What is the difference between a yoga instructor and a torcherer? The torcherer apologizes first.

The Snowman

Q: Why did the snowman drop his pants? A: Because he heard the snow blower was coming.

Donations

Son: "Dad, there is someone at the door to collect donations for a community swimming pool." Father: "Okay, give him a glass of water."

Yo Mamma

Yo mamma so fat when she went to get her picture taken the photographer told her to say "Cheese" and she said, "Where?"

Protection

What did Clinton say when asked if he had used protection? "Sure, there was a guard standing right outside the door."

Blood Vessels

Did you know if you were to stretch your blood vessels out end to end in a straight line, you would die?

Father vs. Son

A father believed that his son was spending way too much time playing computer games.
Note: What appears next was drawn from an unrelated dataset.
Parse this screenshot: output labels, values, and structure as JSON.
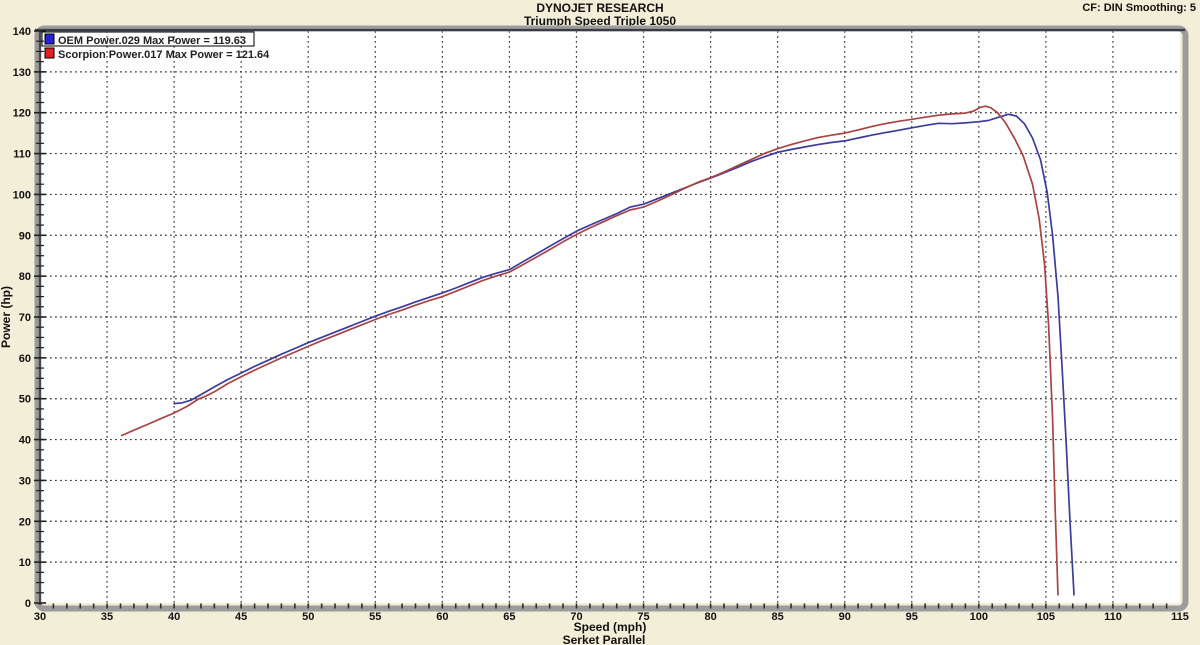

In an effort to motivate the boy into focusing more attention on his schoolwork, the father said to his son... "When Abe Lincoln was your age, he was studying books by the light of the fireplace." Without looking up from his game, the boy pointed out, "When Lincoln was your age, he was The President of The United States."

Vegetative State

A man and his wife were sitting in the living room and he said to her, "Just so you know, I never want to live in a vegetative state, dependent on some machine and fluids from a bottle. If that ever happens, just pull the plug." His wife got up, unplugged the TV and threw out all of his beer.